When I began writing and distributing this column, I wanted to find a way to both make it free and easy for bloggers, small non-commercial publications and individuals to share it, whilst also giving syndicating publications something they can stake a claim in.

Luckily I was aware of a new copyright licensing system called Creative Commons that enables such a hybrid model of media production. Not only is it a useful tool for media producers, it's also an important part of the larger trend that is blurring the lines between producers and consumers of media.

Established in 2002, the Creative Commons (CC) license system allows artists, both professional and amateur, to copyright their work with as many restrictions as they choose -- including the ability to un-copyright works completely. According to their website, "Creative Commons provides free tools that lets authors, scientists, artists, and educators easily mark their creative work with the freedoms they want it to carry."

Creative Commons allows cultural producers to easily add an individually defined copyright badge to their work (usually a small graphic). These badges provide a clear indication of the specific copyright restrictions (or lack thereof) for other cultural producers and users.

Big corporate media organizations use synergies and joint ventures to bring in larger audiences. Independent and online media need to create their own synergies by building and sharing audiences using their own unique strengths. So I figured what better chance to experiment than with a column focusing on the intersection between media, culture and technology.

The Creative Commons license I use asks each organization that publishes the Media Links column to post a statement at the end of each article acknowledging and linking to all the other syndicating publications. Creative Commons and the open Internet enable this, and other new forms of collaboration and synergy.

Are we all produsers?

Some people consider Creative Commons to be a key element of a new category of media content producers/users called "produsers."

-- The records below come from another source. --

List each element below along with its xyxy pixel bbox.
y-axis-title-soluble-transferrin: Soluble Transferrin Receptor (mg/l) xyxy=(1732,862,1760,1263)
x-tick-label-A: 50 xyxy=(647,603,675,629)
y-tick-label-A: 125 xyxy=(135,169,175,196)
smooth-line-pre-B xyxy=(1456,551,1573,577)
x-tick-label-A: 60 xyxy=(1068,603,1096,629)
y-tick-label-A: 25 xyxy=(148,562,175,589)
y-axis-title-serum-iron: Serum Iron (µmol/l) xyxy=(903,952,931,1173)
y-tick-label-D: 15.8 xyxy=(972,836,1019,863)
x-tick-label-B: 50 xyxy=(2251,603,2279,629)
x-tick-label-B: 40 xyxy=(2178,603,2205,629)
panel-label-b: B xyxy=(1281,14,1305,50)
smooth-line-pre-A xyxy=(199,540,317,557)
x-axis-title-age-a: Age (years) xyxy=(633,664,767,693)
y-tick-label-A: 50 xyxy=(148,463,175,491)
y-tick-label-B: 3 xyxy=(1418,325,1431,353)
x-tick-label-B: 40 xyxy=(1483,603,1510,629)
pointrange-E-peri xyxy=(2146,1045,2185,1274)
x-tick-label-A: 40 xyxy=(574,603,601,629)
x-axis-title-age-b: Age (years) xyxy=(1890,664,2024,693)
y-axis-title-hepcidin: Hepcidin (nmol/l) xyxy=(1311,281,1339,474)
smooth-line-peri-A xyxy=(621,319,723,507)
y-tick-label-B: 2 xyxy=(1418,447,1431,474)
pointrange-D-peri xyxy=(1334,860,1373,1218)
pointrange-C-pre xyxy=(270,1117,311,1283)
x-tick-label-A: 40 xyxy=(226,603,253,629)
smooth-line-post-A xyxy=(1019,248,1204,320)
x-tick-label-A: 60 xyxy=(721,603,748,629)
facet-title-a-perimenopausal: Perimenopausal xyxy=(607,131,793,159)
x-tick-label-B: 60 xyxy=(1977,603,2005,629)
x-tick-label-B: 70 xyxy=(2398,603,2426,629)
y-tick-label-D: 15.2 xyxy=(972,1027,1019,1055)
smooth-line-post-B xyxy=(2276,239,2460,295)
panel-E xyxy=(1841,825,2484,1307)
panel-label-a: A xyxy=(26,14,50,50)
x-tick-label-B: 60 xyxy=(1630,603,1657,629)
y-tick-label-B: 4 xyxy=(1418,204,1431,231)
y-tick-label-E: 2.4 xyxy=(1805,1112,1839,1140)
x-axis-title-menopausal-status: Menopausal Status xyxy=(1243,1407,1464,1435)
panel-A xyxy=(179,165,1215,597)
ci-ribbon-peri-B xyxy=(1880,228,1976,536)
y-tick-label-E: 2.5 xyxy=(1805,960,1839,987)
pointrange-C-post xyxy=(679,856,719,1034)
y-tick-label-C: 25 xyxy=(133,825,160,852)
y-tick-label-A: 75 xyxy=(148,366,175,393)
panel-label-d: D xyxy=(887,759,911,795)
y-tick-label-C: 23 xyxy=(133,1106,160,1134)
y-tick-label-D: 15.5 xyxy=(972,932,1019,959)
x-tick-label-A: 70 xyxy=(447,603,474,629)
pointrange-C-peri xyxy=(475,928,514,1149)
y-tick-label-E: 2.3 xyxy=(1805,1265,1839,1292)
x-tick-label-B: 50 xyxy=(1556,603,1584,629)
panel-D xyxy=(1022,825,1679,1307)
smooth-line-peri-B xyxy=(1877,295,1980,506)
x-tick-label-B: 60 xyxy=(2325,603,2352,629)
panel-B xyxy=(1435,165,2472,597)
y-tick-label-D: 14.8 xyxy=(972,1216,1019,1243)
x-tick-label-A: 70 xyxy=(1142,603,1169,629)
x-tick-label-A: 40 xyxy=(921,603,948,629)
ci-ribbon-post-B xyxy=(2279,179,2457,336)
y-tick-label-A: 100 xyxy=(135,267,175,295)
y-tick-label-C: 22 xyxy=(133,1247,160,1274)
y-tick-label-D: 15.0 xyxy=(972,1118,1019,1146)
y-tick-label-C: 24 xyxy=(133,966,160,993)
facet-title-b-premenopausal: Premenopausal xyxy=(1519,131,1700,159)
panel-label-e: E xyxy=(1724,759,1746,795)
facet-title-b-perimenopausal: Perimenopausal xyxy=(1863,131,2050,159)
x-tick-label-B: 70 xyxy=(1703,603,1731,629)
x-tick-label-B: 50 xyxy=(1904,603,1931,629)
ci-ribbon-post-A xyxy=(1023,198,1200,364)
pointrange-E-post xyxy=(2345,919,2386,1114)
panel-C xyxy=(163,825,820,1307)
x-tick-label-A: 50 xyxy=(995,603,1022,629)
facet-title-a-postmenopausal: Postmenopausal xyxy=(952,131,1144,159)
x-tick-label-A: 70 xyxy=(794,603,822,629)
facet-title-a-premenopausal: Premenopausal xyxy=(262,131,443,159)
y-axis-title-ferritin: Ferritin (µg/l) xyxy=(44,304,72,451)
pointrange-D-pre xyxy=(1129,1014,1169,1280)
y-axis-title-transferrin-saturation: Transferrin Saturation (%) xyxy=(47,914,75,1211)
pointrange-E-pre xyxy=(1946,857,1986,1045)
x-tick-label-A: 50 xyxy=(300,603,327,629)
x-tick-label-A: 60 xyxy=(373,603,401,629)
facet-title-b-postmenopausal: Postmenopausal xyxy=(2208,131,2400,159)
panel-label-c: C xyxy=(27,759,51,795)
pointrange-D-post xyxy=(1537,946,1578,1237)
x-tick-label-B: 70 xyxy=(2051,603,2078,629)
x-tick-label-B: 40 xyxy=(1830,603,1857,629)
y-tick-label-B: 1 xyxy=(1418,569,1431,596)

According to Axel Bruns, who coined the term "produsers," the "traditional value chain of producer-distributor-consumer has condensed to a singular point, the produser, interacting with and potentially enhancing existing content."

Thus, we now have produsers with "fluid roles" and perpetually unfinished media.

While media production has always been a collective process involving production ingredients from our collective cultural heritage, Creative Commons further enables (or perhaps re-enables) and encourages a more remixing-friendly media system and culture. Rather than conceiving and distributing media items as commodities, Creative Commons (CC) encourages the production, circulation and reception of media as a continuous and shared process.

Enabling sharing

While the open sharing elements of the Creative Commons license system are voluntary, according to a 2007 survey of CC users, more than 80 per cent of the CC-licensed works permit derivatives -- meaning they allow others to build upon their media. While many media producers and users do not yet use Creative Commons, it is becoming more popular.

As of 2007, there were an estimated 60 million Creative-Commons-licensed cultural artefacts on the Internet, and CC use is still increasing. In an unprecedented move, Yahoo! announced plans in 2007 to allow users to employ Creative Commons licensing in their huge menu of online spaces and tools.

While it doesn't appear that their plan has come to full fruition, it has at the very least meant that it's popular photo sharing service Flickr has remained Creative Commons-friendly.

Creative Commons licensing is not limited to media production. There is also the ever-expanding open-software movement, and in the U.S., the Creative Commons group also recently launched a new project called the 'Legal Commons' that will "collect and make available machine-readable copies of government documents and law."